Friday, December 9, 2011

Eden is that old-fashioned House

                The poem tells of a cozy home where we dwell in ignorant bliss. We spend our time in such a magnificent place without realizing how good we feel there. Only in retrospect do we recognize the joy that came with living there. In the fable of Genesis, Adam and Eve live in Eden, where they spend what is essentially a mindless life enjoying the wonders that God has given them. Both Adam and Eve ultimately end up eating from forbidden tree, which grants them the knowledge to distinguish between good and evil. They are, in Layman’s terms, set out into the “real” world. Emily’ Dickinson’s poem deals with the same matter. We dwell in our individual ”Edens” until the time comes where we are forced to leave. We look back at that Eden with much longing. Unfortunately, even if we do eventually return to it, we don’t have the same emotions towards it because we are no longer in that previous state of mind.
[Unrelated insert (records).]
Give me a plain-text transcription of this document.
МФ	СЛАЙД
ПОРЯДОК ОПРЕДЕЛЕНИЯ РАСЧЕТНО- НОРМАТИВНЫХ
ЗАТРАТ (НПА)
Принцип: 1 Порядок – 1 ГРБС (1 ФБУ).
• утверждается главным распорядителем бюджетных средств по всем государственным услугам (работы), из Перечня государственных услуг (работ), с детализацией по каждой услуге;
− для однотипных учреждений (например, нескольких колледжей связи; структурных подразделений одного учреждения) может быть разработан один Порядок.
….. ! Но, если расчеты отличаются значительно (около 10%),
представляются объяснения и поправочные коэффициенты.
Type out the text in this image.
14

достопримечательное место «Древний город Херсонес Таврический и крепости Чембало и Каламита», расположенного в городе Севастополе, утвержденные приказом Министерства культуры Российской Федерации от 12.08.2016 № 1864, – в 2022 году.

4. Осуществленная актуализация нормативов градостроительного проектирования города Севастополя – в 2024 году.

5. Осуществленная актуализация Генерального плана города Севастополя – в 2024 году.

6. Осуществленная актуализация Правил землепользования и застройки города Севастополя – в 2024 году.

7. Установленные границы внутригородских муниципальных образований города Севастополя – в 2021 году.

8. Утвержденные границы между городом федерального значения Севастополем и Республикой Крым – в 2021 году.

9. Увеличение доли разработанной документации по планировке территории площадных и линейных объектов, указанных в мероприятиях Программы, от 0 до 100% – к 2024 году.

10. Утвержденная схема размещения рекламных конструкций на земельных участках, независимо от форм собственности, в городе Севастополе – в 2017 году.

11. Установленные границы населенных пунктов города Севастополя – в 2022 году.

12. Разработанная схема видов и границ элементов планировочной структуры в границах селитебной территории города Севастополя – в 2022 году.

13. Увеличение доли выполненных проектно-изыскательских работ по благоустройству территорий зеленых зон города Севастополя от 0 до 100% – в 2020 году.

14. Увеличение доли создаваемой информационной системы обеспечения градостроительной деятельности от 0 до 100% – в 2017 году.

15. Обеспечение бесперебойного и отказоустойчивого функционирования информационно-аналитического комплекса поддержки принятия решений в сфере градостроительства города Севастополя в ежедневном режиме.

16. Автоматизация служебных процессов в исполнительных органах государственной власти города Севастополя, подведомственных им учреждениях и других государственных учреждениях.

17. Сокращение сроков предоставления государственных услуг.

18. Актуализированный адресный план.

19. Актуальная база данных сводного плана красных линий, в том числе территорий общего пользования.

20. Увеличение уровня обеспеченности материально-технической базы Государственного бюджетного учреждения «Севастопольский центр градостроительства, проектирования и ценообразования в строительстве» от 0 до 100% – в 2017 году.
                My situation is very similar to that of Adam and Eve’s because in leaving my home and my parents for college, I am becoming a more independent and, presumably, more conscious being. I’m being thrown into a world where I don’t have too much experience and it’s up to me to make what I can out of it. Just like God influencing Adam and Eve, my parents will still be helping me along when I’m out of the house, but it will be very different from when I was a public school student who came back to his cozy home every single day. I know that right now my home is what I’m used to every day, but when I’m sitting in some far away dormitory there is no doubt that I will be looking back on simple things like watching television with my parents or on the day that I left home to continue my life in a different setting. Leaving for college will undoubtedly be a surreal experience. And when I come back home for short amounts of time, it just won’t be the same as when I spent every day in it.
                What I fear most about returning home from college is the lack of a certain warm feeling that I know is going to missing when I do return. When I think of my early childhood years when I lived in Derby there is a certain exuberance about that time in life that is lacking in my current life. I believe that college will be the same way. When I return to my comfortable little home in Bethany, it just won’t be the same as when I was still just a naive brat in high school. I returned to my home in Derby on one occasion a while after I moved to Bethany and I felt as if a ghost of an emotion was haunting my every step through those empty rooms where I first learned how to perceive the world. Maybe coming home from college will be different though. Maybe I’ll be overcome with joy and feel the same way I do now. I’m just going to have to wait and see.